Monthly Archives: September 2016

No Man’s Land (Wyndham’s Theatre)

nomansland

One of theatre’s current hot tickets is Sean Mathias’ production of Harold Pinter’s ‘No Man’s Land’, which is running at the Wyndham’s.

It stars Ian McKellen as Spooner and Patrick Stewart as Hirst, in the roles originated forty-one years ago by John Gielgud and Ralph Richardson.  Named after turn of the century cricketers (as are the supporting characters in this play, Briggs – played by Owen Teale – and Foster – played by Damien Molony), these elderly gentlemen are first introduced to us in Hirst’s opulent drinking den, knocking back neat whisky ‘as it is, absolutely as it is’ and sparring with words.

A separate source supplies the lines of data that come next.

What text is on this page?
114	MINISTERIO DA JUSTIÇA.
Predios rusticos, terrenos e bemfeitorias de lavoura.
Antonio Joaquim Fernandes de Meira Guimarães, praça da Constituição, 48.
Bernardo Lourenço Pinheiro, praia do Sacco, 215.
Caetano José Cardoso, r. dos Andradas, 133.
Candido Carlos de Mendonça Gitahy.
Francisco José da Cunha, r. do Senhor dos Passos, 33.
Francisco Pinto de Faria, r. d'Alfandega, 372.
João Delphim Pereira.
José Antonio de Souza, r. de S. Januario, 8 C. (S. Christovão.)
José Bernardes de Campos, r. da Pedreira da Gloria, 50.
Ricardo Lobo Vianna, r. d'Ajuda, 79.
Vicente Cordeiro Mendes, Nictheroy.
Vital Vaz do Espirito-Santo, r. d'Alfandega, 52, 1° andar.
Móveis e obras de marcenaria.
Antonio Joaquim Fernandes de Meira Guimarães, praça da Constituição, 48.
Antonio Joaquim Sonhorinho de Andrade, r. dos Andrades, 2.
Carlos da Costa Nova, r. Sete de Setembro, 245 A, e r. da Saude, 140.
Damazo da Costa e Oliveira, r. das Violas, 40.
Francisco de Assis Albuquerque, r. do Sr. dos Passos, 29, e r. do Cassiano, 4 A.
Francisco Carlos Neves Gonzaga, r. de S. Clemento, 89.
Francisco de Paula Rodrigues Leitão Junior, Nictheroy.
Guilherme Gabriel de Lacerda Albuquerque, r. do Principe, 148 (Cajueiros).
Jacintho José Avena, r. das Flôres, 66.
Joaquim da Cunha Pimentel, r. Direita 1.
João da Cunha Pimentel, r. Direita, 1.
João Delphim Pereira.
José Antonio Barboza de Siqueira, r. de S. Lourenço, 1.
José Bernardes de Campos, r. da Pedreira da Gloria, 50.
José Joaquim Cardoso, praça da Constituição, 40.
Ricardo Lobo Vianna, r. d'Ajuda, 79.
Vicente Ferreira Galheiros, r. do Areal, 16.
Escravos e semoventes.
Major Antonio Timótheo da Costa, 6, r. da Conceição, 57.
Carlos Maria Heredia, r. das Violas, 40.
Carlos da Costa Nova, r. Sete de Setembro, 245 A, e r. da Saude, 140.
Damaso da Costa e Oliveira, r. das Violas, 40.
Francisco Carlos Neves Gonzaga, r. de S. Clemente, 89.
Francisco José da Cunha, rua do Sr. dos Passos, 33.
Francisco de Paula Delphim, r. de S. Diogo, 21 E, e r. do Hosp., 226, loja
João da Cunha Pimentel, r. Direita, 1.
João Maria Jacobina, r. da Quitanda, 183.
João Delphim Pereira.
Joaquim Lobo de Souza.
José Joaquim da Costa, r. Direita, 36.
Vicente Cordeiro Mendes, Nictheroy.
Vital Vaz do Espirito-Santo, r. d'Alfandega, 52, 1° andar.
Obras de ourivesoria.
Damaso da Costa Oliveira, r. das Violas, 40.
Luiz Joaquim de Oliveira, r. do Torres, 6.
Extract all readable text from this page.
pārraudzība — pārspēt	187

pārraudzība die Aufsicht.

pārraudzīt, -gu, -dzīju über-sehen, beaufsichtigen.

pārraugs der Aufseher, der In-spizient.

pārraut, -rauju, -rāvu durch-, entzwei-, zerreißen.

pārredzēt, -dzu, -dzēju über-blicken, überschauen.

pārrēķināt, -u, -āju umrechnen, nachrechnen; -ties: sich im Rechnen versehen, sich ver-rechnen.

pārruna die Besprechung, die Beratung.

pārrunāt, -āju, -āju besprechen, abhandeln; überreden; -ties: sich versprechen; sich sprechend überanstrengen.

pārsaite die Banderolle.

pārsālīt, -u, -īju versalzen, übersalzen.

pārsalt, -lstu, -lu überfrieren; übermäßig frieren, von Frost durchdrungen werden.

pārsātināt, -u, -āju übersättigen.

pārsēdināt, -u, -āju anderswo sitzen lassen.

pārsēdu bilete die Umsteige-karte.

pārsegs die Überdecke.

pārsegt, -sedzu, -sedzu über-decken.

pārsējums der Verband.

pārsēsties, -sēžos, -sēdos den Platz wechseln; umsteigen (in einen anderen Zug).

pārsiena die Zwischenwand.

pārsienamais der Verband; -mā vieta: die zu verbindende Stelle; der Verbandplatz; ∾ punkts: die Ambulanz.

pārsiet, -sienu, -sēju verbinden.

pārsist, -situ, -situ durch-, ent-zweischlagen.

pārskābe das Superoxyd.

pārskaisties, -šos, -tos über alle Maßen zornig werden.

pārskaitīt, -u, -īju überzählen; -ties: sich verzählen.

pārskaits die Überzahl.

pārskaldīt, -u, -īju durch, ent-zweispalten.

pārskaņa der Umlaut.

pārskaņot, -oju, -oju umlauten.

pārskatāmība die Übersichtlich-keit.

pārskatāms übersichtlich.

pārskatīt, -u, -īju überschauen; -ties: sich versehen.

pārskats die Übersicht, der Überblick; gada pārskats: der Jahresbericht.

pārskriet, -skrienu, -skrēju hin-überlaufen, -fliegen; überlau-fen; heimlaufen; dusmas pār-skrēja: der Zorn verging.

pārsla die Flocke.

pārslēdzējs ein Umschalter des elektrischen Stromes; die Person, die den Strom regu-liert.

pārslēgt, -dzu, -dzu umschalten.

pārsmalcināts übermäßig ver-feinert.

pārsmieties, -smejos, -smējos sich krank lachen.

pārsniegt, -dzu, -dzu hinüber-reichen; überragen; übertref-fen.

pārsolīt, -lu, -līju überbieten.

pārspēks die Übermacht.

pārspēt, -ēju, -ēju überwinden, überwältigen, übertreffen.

Hirst is the Yorkshireman made good, the working man who has become an accepted member of the literati, while the Lancastrian Spooner has a cultural background but is reduced to collecting beer mats in a seedy pub.  Hirst has a young, leather-jacketed housekeeper, Foster, and a bruising butler/cook, Briggs, who has a beautiful speech in act two about ‘Bolsover Street’.

McKellen’s reactions are, of course, priceless throughout, and he clearly relishes the comment about ‘consuming the male member’, while Stewart is in command on Pinter’s pauses and inflections throughout: making them a formidable team.  They also imbibe a lot of liquid refreshment in act one (which perhaps makes an interval necessary in an 100 minute play), while McKellen relishes a scrambled egg and bread breakfast in act two.

With Pinter, there are no real answers to what his plays are about.  They pinpoint the human condition, the intrusion of strangers, the faultiness of memories, the pointlessness of life.  Every word is weighted, every move is choreographed, the set is minimalist (chairs, a bar, a window, a light, and video projection which makes the trees at the top of the set appear to move with the sound of birdsong).

This is a superior piece of theatre, highly recommended.  It runs until December this year.